Dans Eugénie Grandet (1833), Balzac construit son intrigue autour d'une économie à la fois matérielle et affective : l'or circule, se thésaurise ou se refuse, et chaque mouvement d'argent révèle un état de l'âme. Le don que fait Eugénie de son trésor personnel à son cousin Charles concentre à lui seul tous les grands thèmes du roman.
Charles Grandet arrive à Saumur depuis Paris, jeune homme élégant et superficiel, sans savoir que son père vient de faire faillite et va se suicider. Sa ruine est totale : il n'a pour seule ressource que l'hospitalité de son oncle, le père Grandet, avare notoire dont la fortune colossale est jalousement enfouie. C'est dans ce moment de dénuement absolu qu'Eugénie, qui n'a jamais rien vu du monde au-delà des murs de la maison familiale, découvre à la fois la misère de Charles et le sentiment amoureux.
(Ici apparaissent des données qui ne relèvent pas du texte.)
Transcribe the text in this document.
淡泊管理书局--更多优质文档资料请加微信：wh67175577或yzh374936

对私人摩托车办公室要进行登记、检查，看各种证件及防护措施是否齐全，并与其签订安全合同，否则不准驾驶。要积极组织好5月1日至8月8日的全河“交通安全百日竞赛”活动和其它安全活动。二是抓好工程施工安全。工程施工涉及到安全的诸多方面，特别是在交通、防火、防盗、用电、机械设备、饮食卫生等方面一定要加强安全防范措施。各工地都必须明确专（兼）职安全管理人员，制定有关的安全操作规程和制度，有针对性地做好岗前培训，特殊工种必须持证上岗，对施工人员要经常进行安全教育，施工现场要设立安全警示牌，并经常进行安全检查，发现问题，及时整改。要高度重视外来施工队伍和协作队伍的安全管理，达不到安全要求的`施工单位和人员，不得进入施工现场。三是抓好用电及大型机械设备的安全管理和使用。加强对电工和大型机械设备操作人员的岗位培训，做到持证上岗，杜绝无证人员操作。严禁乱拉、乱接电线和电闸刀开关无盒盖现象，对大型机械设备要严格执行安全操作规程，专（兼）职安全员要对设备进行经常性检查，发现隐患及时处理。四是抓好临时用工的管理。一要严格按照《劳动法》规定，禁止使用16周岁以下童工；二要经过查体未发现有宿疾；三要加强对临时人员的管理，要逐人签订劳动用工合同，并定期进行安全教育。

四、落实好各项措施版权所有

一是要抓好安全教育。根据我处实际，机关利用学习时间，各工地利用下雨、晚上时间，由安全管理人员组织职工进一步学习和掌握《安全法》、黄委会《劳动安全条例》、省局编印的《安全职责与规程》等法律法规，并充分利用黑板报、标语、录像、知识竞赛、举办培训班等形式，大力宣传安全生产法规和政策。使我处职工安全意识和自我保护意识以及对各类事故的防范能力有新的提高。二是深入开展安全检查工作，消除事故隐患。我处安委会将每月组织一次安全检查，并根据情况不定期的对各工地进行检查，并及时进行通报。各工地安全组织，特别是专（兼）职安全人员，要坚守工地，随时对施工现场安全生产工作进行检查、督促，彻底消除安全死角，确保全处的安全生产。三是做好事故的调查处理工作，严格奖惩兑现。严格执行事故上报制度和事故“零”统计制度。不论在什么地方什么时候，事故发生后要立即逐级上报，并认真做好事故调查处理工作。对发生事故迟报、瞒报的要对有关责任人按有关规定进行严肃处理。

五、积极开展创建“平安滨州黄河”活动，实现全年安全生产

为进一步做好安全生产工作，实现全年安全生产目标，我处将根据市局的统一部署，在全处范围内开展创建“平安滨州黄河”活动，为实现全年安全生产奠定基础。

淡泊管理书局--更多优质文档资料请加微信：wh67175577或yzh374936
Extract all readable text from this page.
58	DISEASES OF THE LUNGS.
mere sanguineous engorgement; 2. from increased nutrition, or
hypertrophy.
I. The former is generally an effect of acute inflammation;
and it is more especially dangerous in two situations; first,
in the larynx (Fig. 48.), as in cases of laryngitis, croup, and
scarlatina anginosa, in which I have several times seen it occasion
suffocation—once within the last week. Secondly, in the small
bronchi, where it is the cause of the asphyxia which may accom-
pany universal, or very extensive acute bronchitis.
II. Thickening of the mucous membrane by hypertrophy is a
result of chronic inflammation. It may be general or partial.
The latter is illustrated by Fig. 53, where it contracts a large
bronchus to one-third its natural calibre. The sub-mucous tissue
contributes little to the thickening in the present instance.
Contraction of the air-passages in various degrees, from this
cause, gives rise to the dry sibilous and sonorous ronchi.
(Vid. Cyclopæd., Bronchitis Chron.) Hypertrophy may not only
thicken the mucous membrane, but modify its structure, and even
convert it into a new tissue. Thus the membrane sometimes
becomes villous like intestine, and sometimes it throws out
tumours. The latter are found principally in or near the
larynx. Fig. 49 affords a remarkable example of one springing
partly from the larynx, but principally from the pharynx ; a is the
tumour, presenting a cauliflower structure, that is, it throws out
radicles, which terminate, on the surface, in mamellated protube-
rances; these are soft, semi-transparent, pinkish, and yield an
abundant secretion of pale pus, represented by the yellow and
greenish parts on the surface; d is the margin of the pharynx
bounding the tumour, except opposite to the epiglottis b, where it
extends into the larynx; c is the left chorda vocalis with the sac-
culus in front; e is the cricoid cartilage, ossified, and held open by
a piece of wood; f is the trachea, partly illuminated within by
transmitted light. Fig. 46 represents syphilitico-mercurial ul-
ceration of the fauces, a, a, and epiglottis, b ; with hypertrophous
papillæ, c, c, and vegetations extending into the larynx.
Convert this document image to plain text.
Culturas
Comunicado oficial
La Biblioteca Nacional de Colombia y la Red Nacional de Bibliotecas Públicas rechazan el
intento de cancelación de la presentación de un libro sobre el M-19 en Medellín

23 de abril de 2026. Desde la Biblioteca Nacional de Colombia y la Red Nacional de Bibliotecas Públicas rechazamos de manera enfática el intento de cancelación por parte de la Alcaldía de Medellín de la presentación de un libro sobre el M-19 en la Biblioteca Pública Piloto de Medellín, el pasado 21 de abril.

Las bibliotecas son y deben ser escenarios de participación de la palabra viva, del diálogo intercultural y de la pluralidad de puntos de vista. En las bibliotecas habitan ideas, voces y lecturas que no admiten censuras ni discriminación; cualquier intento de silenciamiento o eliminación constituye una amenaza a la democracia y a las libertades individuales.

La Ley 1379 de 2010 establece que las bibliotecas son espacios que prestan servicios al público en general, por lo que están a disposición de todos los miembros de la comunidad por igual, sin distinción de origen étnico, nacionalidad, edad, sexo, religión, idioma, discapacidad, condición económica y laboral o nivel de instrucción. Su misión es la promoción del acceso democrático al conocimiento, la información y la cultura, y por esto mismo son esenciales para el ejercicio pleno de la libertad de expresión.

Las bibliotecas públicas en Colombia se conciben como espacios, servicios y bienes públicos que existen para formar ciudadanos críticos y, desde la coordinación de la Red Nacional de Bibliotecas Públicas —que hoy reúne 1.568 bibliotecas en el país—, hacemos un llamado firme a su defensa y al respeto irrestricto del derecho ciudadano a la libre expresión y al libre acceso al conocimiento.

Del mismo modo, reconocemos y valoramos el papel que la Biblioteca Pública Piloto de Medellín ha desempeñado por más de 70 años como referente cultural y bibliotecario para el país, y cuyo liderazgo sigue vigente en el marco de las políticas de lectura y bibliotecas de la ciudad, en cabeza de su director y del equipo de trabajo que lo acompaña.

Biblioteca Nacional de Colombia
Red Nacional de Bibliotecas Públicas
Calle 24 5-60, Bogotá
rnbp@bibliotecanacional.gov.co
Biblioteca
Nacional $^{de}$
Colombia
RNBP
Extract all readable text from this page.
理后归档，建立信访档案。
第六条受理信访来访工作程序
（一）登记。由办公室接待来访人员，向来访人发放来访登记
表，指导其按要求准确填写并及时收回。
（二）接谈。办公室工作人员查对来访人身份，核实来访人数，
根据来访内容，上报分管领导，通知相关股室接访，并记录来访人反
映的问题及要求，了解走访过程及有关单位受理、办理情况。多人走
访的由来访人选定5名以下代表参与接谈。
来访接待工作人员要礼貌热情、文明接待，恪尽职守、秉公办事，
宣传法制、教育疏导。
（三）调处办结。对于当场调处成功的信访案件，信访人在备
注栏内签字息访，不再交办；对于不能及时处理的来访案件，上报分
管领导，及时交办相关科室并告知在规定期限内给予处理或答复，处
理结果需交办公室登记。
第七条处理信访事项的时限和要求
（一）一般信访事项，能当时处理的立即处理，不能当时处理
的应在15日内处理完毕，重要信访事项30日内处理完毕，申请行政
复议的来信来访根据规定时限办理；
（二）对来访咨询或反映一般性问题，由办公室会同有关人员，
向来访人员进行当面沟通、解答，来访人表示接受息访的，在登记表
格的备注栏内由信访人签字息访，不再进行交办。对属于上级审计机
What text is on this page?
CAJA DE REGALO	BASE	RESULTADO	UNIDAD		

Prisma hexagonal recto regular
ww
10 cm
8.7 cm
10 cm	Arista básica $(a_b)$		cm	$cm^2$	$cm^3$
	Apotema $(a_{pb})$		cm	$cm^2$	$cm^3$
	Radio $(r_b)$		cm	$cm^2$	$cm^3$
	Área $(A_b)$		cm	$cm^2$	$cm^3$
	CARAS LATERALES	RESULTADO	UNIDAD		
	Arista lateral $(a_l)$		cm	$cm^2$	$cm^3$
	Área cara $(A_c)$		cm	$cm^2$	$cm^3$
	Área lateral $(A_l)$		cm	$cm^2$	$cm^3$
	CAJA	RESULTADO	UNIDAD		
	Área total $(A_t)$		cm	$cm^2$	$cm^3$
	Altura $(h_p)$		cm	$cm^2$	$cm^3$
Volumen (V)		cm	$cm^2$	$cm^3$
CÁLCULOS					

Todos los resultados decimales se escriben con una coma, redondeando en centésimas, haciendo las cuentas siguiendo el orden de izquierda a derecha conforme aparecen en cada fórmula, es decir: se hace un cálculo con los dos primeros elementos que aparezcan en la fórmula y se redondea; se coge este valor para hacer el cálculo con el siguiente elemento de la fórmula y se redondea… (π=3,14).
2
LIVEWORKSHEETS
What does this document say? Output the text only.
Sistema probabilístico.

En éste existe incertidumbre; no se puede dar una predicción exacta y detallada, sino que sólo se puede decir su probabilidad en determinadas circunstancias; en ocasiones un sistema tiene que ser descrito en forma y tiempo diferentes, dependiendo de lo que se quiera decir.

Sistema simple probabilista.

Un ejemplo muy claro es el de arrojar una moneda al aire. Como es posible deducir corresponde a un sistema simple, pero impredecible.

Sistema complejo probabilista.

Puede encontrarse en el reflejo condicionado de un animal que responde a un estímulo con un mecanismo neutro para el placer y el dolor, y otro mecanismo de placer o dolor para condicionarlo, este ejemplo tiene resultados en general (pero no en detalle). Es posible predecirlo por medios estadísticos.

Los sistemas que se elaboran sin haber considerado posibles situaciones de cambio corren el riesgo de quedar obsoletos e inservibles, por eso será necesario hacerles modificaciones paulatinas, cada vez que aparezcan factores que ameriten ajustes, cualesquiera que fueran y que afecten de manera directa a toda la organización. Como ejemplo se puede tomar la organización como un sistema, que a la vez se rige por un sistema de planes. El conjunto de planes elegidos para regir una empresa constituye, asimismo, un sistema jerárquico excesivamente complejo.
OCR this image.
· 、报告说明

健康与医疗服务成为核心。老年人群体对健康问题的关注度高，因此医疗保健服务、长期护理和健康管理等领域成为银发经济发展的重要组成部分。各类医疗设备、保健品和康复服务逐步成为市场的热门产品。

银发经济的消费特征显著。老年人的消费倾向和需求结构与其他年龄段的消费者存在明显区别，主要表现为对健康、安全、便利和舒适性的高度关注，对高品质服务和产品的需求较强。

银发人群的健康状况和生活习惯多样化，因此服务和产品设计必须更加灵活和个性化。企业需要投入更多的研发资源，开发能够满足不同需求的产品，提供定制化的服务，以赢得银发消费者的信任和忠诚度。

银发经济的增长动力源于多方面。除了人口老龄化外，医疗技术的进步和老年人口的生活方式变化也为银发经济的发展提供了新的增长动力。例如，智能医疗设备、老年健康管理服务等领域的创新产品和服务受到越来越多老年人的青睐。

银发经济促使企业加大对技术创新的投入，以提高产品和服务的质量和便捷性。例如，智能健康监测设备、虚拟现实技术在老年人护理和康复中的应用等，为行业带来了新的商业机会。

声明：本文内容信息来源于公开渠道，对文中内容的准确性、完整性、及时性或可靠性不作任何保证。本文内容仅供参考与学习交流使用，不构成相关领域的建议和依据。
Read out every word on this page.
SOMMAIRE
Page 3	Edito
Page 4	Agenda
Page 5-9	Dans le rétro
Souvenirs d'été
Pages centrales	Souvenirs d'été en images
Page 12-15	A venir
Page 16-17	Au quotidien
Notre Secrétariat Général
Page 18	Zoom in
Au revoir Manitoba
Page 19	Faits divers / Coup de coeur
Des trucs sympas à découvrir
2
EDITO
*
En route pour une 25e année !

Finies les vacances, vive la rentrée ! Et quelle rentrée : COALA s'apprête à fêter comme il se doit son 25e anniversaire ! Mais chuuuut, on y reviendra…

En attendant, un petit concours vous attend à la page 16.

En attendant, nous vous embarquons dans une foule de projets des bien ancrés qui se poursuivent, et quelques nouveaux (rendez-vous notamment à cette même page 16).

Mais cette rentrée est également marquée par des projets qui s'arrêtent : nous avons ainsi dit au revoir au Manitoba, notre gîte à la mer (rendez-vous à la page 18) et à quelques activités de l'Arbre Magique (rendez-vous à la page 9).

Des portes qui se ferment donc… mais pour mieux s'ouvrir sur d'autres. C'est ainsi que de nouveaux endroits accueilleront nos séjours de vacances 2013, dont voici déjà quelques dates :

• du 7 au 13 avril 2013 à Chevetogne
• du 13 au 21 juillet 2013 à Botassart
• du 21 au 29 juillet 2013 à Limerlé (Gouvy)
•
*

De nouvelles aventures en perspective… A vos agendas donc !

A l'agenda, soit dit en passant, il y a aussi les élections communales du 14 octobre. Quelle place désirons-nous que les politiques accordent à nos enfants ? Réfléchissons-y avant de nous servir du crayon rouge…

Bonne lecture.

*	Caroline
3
Eugénie possède un petit trésor constitué des pièces d'or offertes par son père à l'occasion des étrennes — des pièces que le père Grandet lui donnait avec ostentation mais qu'il lui réclamait à demi-mot. Ces pièces représentent à la fois la seule richesse personnelle d'Eugénie et le signe de l'emprise paternelle sur sa vie.
Quand elle apprend la détresse de Charles, Eugénie lui remet spontanément tout son trésor. Le geste n'est pas calculé : il naît d'un amour naissant, encore inconscient de lui-même, et d'une générosité naturelle que rien dans son éducation austère n'a étouffée. Balzac insiste sur l'innocence de ce mouvement : Eugénie ne mesure pas ce qu'elle sacrifie sur le plan matériel, parce que pour elle la valeur de l'or est entièrement absorbée par la valeur de l'être aimé. C'est précisément ce renversement des priorités qui fait d'elle l'exact contraire de son père.
Charles, de son côté, accepte les pièces avec des serments d'amour éternel et repart aux Indes tenter fortune. Le lecteur perçoit, dès cet échange, un déséquilibre : Eugénie donne tout, Charles reçoit et promet.
Lorsque le père Grandet découvre que sa fille a remis son or à Charles, la réaction est disproportionnée et révélatrice. Pour lui, la perte des pièces équivaut à une trahison ontologique : on lui a volé non seulement de l'argent, mais la matière même de son existence. Il prive Eugénie de nourriture chaude, la confine dans sa chambre et lui fait subir une mise à l'écart qui dure des mois. La mère d'Eugénie, femme effacée et soumise, tombe malade sous l'effet de cette tension domestique et finit par mourir — première conséquence indirecte et tragique du don.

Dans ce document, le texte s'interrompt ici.